This thesis concentrates on the artwork Double Blind (1992)—a video artwork made collaboratively by Greg Shephard and Sophie Calle—and on Emmanuel Levinas’ second major philosophical book titled Otherwise than Being. Beginning with the ethics of Otherwise than Being this thesis undertakes a study which attempts to understand Levinas’ philosophical ‘reduction’ and how this reduction can be a dynamic for contemporary art.
Against Levinas’ ‘suspicions’ of art, this thesis argues that Levinas’ ‘reduction’ can be a way for the artwork to retain a trace of Levinas’ ethics. In Otherwise than Being the ‘reduction’ is an ethical language that accommodates the ethics of ‘the saying’. This thesis defines Levinas ‘reduction’ as the approach made through the giving of vulnerability. For Levinas the tough task of supporting ‘the saying’ is the job for philosophy. This thesis challenges Levinas’ theory of art and argues that art too can be in the approach; that art can retain the trace of ‘the saying’; that art can be an important site for ethics.
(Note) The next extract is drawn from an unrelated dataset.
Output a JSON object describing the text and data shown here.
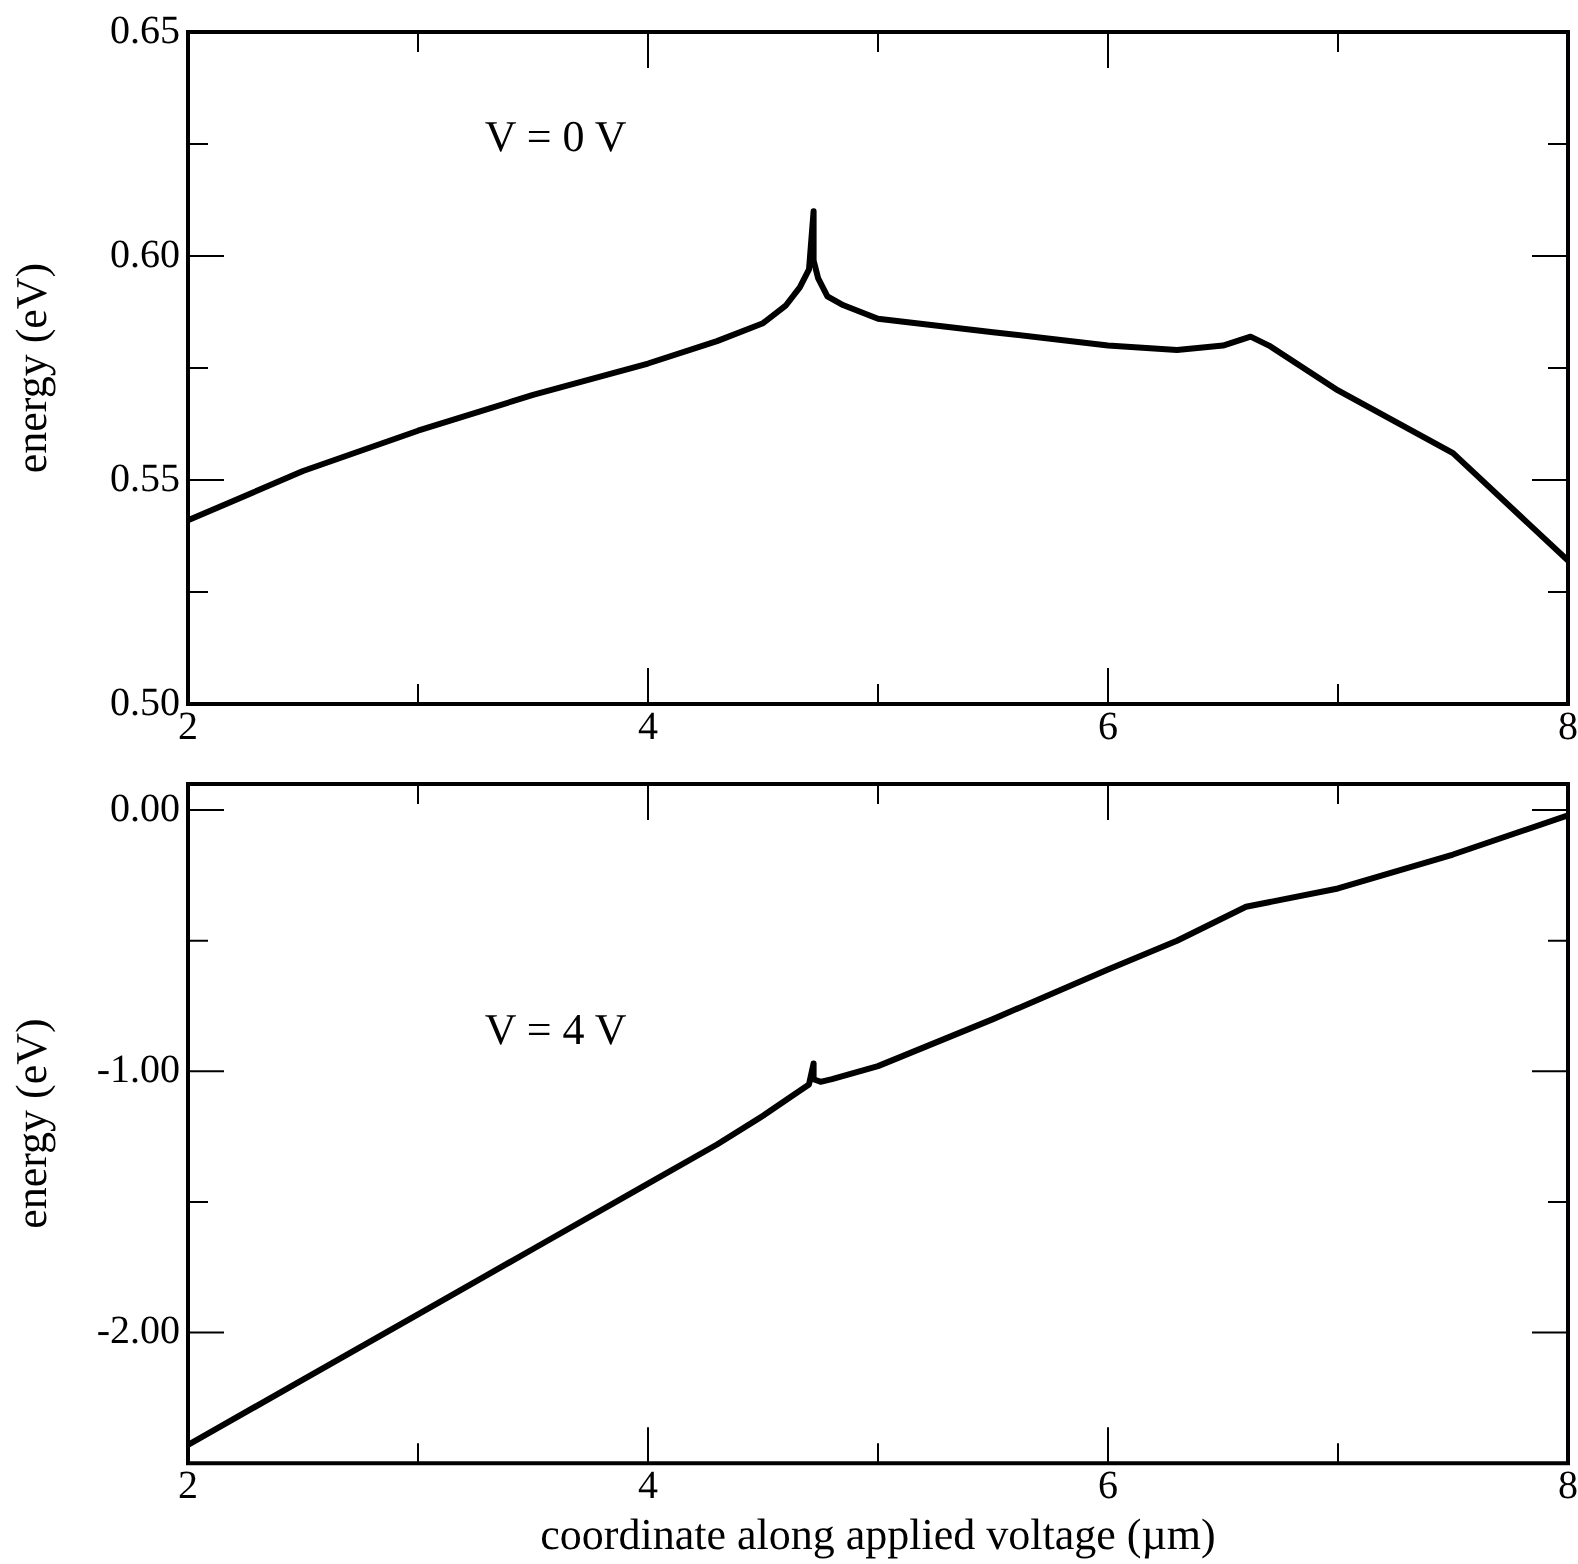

Double Blind (1992) is offered as an example of an artwork in the approach. Through a close consideration of Double Blind this thesis argues that Sophie Calle’s overall artistic practice is one that speaks in the approach. To emphasise the importance of a Levinas ethics for contemporary art this thesis then considers an approach for art criticism. This approach is defined— in similar way as it is with Calle—as a way that the objective can hold within it the vulnerability of subjectivity: that the objective judgement can be made in art criticism in a way that retains the vulnerability and uncertainty of making a response.